Thank you for the opportunity to review this article. This is an interesting topic that affects a huge group of patients.

Unfortunately, the article needs improvement. Below are my comments.

1. The introduction and discussion need to be improved. At the moment, the introduction is of little interest and provides little, rather basic information. 

2. I think the statement
„We anticipate that this investigation will contribute to enhanced patient care by facilitating more precise diagnostic and therapeutic strategies, potentially mitigating the occurrence and duration of chronic rhinosinusitis exacerbations.” 
is misused, as the above study does not analyse treatment or the occurrence of exacerbations. 

3. As far as the bibliography of this work is concerned it is not very extensive, I think that the work would benefit if more works on the subject that are generally available were cited. 

4. The work is underdeveloped in terms of the abbreviations introduced, e.g. the abbreviation GERD is introduced more than once, when rhinosinusitis is protected for the first time no abbreviation is introduced and this abbreviation is often not used either, the abbreviation RSS is used once and RSS-12 once (both introduced separately), etc. - abbreviations need to be put in order. 

 

5. „All patients were examined using endoscopic diagnostic methods during the remission period of chronic rhinosinusitis and before starting anti-reflux treatment for gastroesophageal reflux disease (GERD).” 
- w
hat do you mean by "remission period"?


6. „GERD symptoms were confirmed in all patients 94 using endoscopic diagnostic methods”
- please clarify what the diagnostic methods were, how was the assessment carried out, was pH-metry performed?


7. Please define what you mean by 'Standardised questionnaires' - what information was included in this questionnaire. 

8. Active seasonal allergies or asthma were determined by history or spirometry, Skin prick tests?

9.  The term Control 1 and Control 2 used in Table 1 is not introduced in the text - I understand that this refers to patients without GERD symptoms and without GERD and CRS symptoms, but this is not clearly defined. 

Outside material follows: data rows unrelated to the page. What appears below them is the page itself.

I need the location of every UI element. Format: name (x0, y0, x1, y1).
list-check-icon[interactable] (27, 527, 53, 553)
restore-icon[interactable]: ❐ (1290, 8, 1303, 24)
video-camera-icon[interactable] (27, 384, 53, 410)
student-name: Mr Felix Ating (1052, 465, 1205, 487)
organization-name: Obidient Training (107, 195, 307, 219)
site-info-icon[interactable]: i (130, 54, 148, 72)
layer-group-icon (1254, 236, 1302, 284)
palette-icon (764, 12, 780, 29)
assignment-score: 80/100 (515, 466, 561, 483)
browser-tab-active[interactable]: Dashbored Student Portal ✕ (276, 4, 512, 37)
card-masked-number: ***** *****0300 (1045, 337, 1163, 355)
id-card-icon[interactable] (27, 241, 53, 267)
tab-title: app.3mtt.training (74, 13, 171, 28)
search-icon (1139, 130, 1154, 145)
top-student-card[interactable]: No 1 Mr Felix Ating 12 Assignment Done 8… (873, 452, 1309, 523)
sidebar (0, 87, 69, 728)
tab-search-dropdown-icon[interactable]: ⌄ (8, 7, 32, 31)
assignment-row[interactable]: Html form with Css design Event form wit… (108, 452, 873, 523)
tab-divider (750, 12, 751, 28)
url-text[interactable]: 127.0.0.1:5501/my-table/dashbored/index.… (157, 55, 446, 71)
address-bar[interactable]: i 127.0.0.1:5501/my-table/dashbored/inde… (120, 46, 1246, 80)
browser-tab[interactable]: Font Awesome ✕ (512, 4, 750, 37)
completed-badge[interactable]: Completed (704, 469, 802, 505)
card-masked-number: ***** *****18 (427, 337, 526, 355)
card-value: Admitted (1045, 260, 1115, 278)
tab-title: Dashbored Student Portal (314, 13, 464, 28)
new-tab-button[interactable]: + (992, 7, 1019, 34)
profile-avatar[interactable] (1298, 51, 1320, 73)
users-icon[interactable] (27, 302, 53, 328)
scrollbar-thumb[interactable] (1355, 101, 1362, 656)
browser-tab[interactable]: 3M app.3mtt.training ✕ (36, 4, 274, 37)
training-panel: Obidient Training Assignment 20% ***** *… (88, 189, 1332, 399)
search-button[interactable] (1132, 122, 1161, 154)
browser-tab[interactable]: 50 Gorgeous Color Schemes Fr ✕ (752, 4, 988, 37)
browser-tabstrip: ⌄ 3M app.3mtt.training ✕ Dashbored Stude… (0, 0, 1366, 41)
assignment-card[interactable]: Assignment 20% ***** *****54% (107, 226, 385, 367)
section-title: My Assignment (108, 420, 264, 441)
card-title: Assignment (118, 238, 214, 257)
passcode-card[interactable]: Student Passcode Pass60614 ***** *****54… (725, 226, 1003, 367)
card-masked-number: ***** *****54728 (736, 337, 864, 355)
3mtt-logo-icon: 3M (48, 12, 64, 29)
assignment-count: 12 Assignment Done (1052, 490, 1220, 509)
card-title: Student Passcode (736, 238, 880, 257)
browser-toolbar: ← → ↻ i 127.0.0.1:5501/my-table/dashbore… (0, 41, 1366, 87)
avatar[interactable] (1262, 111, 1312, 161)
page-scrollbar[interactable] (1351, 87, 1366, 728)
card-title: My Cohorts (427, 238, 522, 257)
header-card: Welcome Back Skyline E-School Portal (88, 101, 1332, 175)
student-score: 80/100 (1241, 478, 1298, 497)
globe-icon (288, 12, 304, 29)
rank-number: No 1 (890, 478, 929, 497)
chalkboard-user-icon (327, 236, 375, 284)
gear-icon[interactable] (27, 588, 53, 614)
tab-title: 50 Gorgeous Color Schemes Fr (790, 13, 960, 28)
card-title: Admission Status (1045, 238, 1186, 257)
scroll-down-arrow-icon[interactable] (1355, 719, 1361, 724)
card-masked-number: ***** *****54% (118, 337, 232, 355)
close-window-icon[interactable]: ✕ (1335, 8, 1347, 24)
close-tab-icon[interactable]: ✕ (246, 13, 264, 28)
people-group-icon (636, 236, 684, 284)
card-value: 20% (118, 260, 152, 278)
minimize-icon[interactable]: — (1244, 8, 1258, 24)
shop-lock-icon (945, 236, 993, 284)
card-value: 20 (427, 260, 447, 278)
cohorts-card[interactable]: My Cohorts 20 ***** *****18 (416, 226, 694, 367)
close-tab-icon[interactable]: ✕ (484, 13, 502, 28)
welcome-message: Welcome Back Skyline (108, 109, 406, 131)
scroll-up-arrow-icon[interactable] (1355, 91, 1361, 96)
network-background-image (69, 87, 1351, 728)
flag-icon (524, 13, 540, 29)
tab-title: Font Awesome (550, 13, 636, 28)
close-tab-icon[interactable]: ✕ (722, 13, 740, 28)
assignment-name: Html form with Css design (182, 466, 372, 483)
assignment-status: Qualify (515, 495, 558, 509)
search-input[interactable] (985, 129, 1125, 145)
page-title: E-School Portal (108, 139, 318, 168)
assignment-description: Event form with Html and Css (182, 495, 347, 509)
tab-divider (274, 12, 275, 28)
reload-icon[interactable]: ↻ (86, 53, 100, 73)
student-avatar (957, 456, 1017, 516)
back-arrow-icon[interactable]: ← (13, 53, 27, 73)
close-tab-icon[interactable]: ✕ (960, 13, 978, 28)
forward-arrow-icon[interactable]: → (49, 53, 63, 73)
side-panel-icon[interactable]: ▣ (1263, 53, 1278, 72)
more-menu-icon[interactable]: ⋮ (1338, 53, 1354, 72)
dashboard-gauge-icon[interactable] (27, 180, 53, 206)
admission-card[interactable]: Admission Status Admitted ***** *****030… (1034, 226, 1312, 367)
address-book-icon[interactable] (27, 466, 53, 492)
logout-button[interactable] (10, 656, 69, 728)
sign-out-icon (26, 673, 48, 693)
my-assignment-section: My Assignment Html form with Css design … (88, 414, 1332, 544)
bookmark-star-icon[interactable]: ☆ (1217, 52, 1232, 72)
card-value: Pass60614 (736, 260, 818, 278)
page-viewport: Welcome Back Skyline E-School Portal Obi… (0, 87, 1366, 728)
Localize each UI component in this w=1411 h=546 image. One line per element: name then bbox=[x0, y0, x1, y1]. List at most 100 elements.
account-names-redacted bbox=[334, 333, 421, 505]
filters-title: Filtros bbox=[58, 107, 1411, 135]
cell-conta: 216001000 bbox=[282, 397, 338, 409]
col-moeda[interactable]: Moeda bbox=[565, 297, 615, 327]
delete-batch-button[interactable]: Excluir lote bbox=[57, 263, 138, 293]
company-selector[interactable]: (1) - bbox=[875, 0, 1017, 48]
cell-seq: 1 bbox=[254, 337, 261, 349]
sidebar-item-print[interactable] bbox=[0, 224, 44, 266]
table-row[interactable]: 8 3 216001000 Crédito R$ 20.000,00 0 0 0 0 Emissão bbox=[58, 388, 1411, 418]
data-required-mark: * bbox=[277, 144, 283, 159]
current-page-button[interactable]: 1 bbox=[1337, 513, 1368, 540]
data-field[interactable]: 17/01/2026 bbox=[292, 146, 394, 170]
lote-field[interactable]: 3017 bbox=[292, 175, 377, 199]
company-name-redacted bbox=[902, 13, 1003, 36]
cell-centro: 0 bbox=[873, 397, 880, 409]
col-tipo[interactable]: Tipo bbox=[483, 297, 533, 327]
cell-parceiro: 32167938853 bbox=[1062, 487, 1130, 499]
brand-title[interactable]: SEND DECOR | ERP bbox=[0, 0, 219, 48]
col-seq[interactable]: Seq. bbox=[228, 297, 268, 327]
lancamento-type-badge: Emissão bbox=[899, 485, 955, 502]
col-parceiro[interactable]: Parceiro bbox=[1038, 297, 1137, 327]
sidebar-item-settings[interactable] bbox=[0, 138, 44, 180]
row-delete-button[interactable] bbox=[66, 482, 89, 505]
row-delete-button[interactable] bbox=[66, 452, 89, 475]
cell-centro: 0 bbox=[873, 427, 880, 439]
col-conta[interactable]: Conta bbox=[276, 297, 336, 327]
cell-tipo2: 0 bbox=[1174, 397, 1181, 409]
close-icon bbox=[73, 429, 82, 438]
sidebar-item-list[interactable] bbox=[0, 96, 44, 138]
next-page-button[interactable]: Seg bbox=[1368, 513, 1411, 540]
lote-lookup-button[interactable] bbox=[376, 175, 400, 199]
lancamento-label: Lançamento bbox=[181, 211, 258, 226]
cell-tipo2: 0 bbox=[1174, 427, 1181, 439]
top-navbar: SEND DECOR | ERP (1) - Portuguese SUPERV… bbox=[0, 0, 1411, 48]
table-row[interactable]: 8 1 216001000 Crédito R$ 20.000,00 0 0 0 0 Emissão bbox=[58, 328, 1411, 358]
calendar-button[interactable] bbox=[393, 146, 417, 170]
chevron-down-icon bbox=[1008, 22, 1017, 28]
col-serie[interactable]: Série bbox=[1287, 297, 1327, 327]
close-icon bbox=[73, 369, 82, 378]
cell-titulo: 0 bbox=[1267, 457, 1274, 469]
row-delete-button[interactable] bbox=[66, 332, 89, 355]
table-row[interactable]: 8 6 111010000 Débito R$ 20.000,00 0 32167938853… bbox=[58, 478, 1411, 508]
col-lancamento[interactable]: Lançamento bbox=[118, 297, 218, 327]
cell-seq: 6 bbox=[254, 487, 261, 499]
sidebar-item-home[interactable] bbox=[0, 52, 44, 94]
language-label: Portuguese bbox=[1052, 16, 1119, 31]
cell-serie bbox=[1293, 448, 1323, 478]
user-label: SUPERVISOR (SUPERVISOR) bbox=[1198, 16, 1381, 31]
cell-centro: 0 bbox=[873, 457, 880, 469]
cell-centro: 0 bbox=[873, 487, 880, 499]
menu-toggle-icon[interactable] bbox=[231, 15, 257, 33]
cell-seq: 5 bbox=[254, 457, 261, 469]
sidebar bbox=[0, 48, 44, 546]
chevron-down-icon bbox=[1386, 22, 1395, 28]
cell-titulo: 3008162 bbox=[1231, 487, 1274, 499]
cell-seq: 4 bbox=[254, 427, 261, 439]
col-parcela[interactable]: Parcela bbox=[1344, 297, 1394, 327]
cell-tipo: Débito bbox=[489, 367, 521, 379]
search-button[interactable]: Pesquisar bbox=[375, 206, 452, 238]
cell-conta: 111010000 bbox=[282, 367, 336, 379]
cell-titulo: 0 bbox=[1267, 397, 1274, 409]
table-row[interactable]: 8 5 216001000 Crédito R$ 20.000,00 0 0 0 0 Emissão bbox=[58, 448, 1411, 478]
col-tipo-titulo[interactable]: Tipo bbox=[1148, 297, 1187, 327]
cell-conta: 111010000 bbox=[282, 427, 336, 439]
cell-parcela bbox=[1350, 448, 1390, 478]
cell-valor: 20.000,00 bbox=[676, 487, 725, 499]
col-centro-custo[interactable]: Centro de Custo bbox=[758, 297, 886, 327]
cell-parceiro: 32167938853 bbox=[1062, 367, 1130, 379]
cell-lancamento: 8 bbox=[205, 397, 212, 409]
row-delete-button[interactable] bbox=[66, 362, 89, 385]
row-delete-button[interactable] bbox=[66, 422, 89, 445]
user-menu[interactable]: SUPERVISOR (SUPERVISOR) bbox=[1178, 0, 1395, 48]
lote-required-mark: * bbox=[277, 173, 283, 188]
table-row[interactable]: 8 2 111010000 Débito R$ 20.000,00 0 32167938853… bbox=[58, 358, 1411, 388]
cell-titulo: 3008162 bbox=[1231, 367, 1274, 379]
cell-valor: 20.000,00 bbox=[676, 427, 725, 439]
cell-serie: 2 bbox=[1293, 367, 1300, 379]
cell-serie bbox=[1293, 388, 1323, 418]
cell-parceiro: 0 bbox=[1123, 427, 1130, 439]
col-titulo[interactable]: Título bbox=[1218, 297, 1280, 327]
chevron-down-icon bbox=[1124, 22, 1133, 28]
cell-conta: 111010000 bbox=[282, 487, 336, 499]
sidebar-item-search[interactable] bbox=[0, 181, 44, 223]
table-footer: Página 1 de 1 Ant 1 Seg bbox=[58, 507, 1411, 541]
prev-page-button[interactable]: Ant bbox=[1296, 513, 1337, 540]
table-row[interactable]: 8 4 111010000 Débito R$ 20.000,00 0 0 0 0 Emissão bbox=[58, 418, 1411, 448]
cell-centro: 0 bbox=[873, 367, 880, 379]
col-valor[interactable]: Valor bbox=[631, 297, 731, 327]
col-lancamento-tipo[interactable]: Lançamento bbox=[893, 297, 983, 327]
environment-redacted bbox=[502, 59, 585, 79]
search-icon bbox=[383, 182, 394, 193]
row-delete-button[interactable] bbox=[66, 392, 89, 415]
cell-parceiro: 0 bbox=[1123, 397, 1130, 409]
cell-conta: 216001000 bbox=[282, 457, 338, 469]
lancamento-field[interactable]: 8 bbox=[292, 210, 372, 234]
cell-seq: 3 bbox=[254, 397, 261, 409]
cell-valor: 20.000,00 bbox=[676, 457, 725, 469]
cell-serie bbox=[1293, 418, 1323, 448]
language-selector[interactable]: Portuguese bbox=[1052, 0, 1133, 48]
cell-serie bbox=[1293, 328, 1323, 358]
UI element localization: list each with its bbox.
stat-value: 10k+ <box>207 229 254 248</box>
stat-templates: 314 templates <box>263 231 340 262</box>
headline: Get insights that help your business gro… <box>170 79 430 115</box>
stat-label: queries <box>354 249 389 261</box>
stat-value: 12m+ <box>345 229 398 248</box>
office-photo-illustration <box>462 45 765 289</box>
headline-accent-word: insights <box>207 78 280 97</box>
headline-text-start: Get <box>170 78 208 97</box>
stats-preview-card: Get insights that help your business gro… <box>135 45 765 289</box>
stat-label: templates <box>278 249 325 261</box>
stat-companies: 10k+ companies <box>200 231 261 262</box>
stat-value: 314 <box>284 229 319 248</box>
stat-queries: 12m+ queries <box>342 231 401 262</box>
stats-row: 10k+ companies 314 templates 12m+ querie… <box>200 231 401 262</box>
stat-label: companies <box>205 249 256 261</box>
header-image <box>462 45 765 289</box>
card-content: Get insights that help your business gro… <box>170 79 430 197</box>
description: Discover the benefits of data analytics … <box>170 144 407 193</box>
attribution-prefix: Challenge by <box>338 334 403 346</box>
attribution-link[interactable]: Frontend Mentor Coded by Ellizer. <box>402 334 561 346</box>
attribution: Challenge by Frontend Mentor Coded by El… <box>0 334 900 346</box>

10. The tables in the results can be combined, and the data that are in the tables do not need to be duplicated in the text - the text can be shortened.

11. Figure 2 needs to be described in more detail and the images should be merged into 1 image so that there are no A, B, C offsets - each small image needs to specify what it represents.

Author Response

 

Thank you for the detailed revision of our text. We have made every effort to incorporate all your corrections and recommendations. Below, I have attached our revised text based on your comments.

Author Response File: Author Response.docx

Round 2

Reviewer 1 Report

Comments and Suggestions for Authors

The authors have sufficiently adressed my comments and the mansucript has improved.

Author Response

No comments

Reviewer 2 Report

Comments and Suggestions for Authors

The article is still underdeveloped, disorganised, abbreviations are introduced repeatedly, there are repetitions, punctuation and stylistic errors. Please read and correct the article carefully. Responses to my queries should also be included in the manuscript (5,6,8). The article needs corrections to be publishable. 

Author Response

 

Thank you for your attention. All comments have been addressed. Answers to questions 5, 6, and 8 have been included in the text of the article.